Domestic abuse, or Family Violence, can rear it’s ugly head in multiple forms and can take place in the context of a marriage, between romantic partners, a parent and their child, between siblings, and many other types of familial relationships.

Family violence is a plague around the world and we here in Australia are not exempt from the damaging and often devastating effects of its impact here in our own back yard.

The Family Law Act 1975 defines Family violence as “violent, threatening or other behaviour by a person that coerces or controls a member of the person's family, or causes the family member to be fearful.”

Family violence. Domestic violence. Sexual violence. These are all major societal, welfare, and health problems that can have lifelong effects on both the victims and the perpetrators. Family violence can affect all people regardless of age, culture, background, however it continues to be predominantly woman and children who are still losing their lives to acts of Family Violence at a higher rate than any other demographic. 

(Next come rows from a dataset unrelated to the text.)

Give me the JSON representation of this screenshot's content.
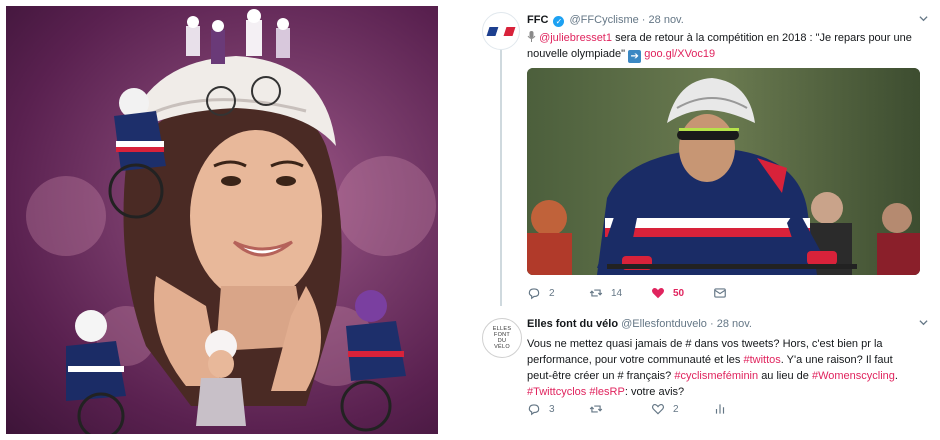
{
  "tweets": [
    {
      "name": "FFC",
      "handle": "@FFCyclisme",
      "date": "28 nov.",
      "mention": "@juliebresset1",
      "text": "sera de retour à la compétition en 2018 : \"Je repars pour une nouvelle olympiade\"",
      "link": "goo.gl/XVoc19",
      "replies": "2",
      "retweets": "14",
      "likes": "50",
      "liked": true
    },
    {
      "name": "Elles font du vélo",
      "handle": "@Ellesfontduvelo",
      "date": "28 nov.",
      "text_part1": "Vous ne mettez quasi jamais de # dans vos tweets? Hors, c'est bien pr la performance, pour votre communauté et les",
      "hashtag1": "#twittos",
      "text_part2": ". Y'a une raison? Il faut peut-être créer un # français?",
      "hashtag2": "#cyclismeféminin",
      "text_part3": "au lieu de",
      "hashtag3": "#Womenscycling",
      "hashtag4": "#Twittcyclos",
      "hashtag5": "#lesRP",
      "text_part4": ": votre avis?",
      "replies": "3",
      "retweets": "",
      "likes": "2",
      "liked": false
    }
  ],
  "avatars": {
    "efv_lines": [
      "ELLES",
      "FONT",
      "DU",
      "VÉLO"
    ]
  },
  "colors": {
    "link": "#e0245e",
    "verified": "#1da1f2",
    "muted": "#657786",
    "poster_bg": "#6b2f5f"
  },
  "icons": {
    "reply": "reply-icon",
    "retweet": "retweet-icon",
    "like": "heart-icon",
    "dm": "envelope-icon",
    "analytics": "analytics-icon",
    "caret": "chevron-down-icon"
  }
}
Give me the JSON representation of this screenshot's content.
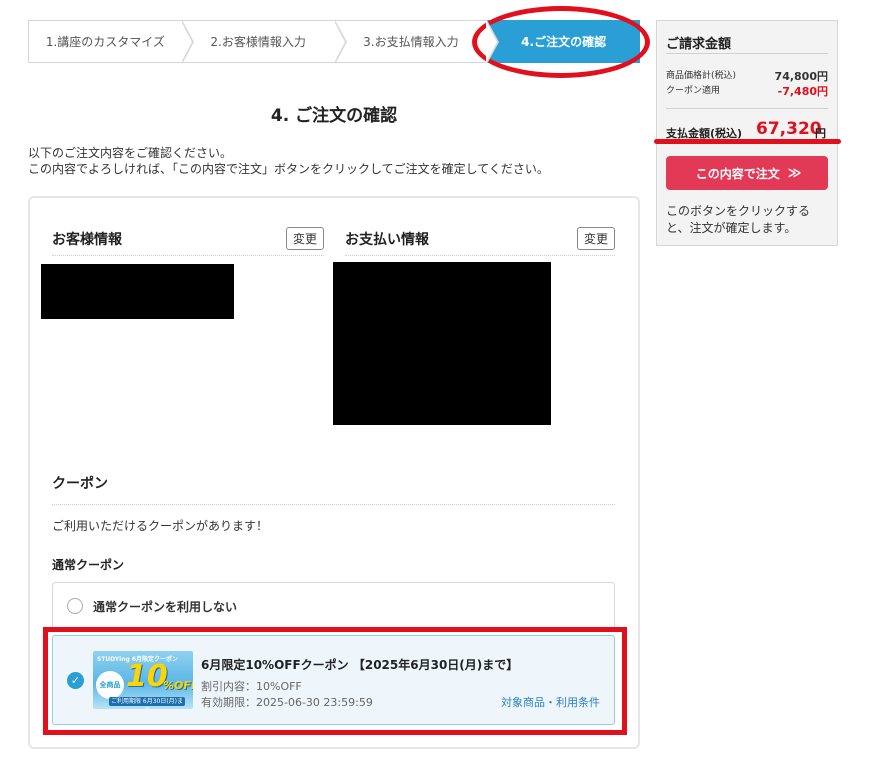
{
  "steps": [
    {
      "label": "1.講座のカスタマイズ"
    },
    {
      "label": "2.お客様情報入力"
    },
    {
      "label": "3.お支払情報入力"
    },
    {
      "label": "4.ご注文の確認"
    }
  ],
  "page": {
    "title": "4. ご注文の確認",
    "intro_line1": "以下のご注文内容をご確認ください。",
    "intro_line2": "この内容でよろしければ、「この内容で注文」ボタンをクリックしてご注文を確定してください。"
  },
  "customer": {
    "heading": "お客様情報",
    "change_label": "変更"
  },
  "payment": {
    "heading": "お支払い情報",
    "change_label": "変更"
  },
  "coupon": {
    "heading": "クーポン",
    "message": "ご利用いただけるクーポンがあります！",
    "type_label": "通常クーポン",
    "none_option": "通常クーポンを利用しない",
    "item": {
      "banner_top": "STUDYing 6月限定クーポン",
      "banner_left": "全商品",
      "banner_big": "10",
      "banner_off": "%OFF",
      "banner_bottom": "ご利用期限 6月30日(月)まで",
      "title": "6月限定10%OFFクーポン 【2025年6月30日(月)まで】",
      "discount": "割引内容：10%OFF",
      "expiry": "有効期限：2025-06-30 23:59:59",
      "terms_link": "対象商品・利用条件"
    }
  },
  "summary": {
    "heading": "ご請求金額",
    "subtotal_label": "商品価格計(税込)",
    "subtotal_value": "74,800円",
    "coupon_label": "クーポン適用",
    "coupon_value": "-7,480円",
    "total_label": "支払金額(税込)",
    "total_value": "67,320",
    "total_unit": "円",
    "order_button": "この内容で注文",
    "order_arrow": "≫",
    "note": "このボタンをクリックすると、注文が確定します。"
  },
  "colors": {
    "accent": "#2a9fd6",
    "order_button": "#e23a56",
    "annotation": "#e0101c"
  }
}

In 2016 the Australian Bureau of Statistics undertook a Personal Safety Survey the results of which provided a harrowing insight into Australian’s experience of Family Violence in that:

  • 2.2 million Australians have experience physical and/or sexual violence; and
  • 3.6 million Australians have experienced emotional abuse from a partner.

Let us now explore 10 examples of behaviour that may constitute Family Violence and the signs to look for in identifying whether these relate to you or somebody that you may care about.

1.Assault

This is the act of inflicting unwanted physical contact or harm upon a person. This could even involve an attempt or a threat to inflict harm. 

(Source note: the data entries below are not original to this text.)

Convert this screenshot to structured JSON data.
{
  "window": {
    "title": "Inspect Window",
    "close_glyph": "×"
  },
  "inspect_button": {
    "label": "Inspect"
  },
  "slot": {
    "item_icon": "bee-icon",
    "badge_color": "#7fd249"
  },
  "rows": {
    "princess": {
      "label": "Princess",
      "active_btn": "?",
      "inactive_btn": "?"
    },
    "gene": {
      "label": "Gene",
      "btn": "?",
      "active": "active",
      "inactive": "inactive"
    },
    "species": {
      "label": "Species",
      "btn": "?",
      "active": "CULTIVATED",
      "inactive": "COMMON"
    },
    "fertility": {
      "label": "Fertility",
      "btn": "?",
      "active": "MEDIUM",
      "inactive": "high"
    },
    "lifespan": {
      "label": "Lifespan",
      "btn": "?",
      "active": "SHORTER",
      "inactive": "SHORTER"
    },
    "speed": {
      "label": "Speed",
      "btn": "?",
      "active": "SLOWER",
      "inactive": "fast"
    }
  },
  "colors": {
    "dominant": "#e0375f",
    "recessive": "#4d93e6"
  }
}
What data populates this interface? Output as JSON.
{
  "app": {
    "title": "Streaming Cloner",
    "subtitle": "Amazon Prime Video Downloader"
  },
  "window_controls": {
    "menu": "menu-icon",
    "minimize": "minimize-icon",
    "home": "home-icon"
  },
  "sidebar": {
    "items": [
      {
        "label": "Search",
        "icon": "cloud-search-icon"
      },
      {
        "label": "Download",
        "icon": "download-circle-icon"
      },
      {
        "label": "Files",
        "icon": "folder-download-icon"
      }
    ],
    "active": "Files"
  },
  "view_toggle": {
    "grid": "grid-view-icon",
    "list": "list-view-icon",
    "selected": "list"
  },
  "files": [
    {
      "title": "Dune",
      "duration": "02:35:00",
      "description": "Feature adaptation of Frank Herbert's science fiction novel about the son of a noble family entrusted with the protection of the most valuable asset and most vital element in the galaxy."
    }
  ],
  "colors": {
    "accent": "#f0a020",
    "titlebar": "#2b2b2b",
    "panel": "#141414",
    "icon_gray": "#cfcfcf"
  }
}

2. Sexually Abusive Behaviour

This behaviour usually occurs when a person engages, or attempts to engage, in sexually activity that is unwanted or where no consent has been given. It is important to know that people who are not conscious and children are not capable of giving consent in any circumstances.  

3. Stalking

Stalking is a crime and involves wilfully following or harassing another person that causes fear for ones safety. This includes using electronics or software to monitor a persons movements and activities without their consent.

4. Derogatory Taunts

Family violence includes behaviours of emotional or psychological abuse. This can involve any behaviour by a one person towards another that intimidates, torments, is offensive or harassing. Name calling, threats to disclose personal or private information about another person, reproaching, constantly challenging, belittling, demeaning, mocking, or insulting, all constitutes Family Violence.  

5. Intentionally damaging or destroying property

Section 197 of the Victorian Crimes Act 1958 states that it is a crime to  intentionally and without lawful excuse destroys or damages any property belonging to another or to himself and another.

6. Hurting animals

Hurting animals is sadly a common form of abuse that occurs as a means by which family violence perpetrators use to intimidate, control, or threaten their partners and/or children. This should be reported to animal welfare authorities, your lawyer, or the police where it is safe to do so.

7. Being denied financial autonomy

In recent years we have seen the Family Law Act expanded to include financial abuse in its definition of Family Violence. Financial abuse can directly impact the affected family members ability to leave the relationship if they are worried about how they will afford to take care of themselves, and in some circumstances their children. This can have extremely detrimental effects on a person’s emotional wellbeing and their sense of independence and autonomy. Signs of financial abuse include not having direct access to any funds or source of money, and/or having to account for and explain any transactions that they might make.  

8. Withholding financial support if the person is financially dependent on you

Withholding financial support to meet reasonable living expenses can be used as a means by which to control another person’s behaviour. It can create a fear that financial support will be withheld unless you do, or refrain from doing something. This is an abuse of power if the person is dependent upon you for financial means. This may include such things as refusing to provide a person with money for petrol so that they cannot leave the home. Speak to a family lawyer for assistance regarding accessing the financial resources of the relationship.

9. Being prevented from maintaining relationships with their family or friends

Attempts to socially isolate a person from their support network is a form of Family Violence. This may involve preventing or forbidding a person from having contact with family or friends. It might also include ongoing rudeness to people that are close to their partner in an attempt to drive them away. In extreme cases this might even involve a person requiring that they and their partner move away from their partners support/social network.

10. Being deprived of liberty     

This type of Family Violence usually involves a person being physically prevented from exercising their liberty to come and go freely. This can range from being kidnapped to not being permitted to leave your home, or even being locked in the house or in a room for any period of time against a person’s wishes. This is a serious offence and should be, where possible, reported to the police immediately. 

If you think that you, or someone that you care about, might be in immediate harm call the Police on 000 for immediate assistance.

If you wish to discuss your circumstances or are planning on leaving an abusive relationship and are seeking assistance in formulating a safety plan, we recommend contacting one of the support providers listed on the Department of Justice and Community Safety Website.

Family law solicitors can help you navigate your way through a legal separation, help you put in place safety measures for child-contact arrangements, and provide you with advice regarding the legal options available to you in best protecting yourself and your family where Family Violence has occurred.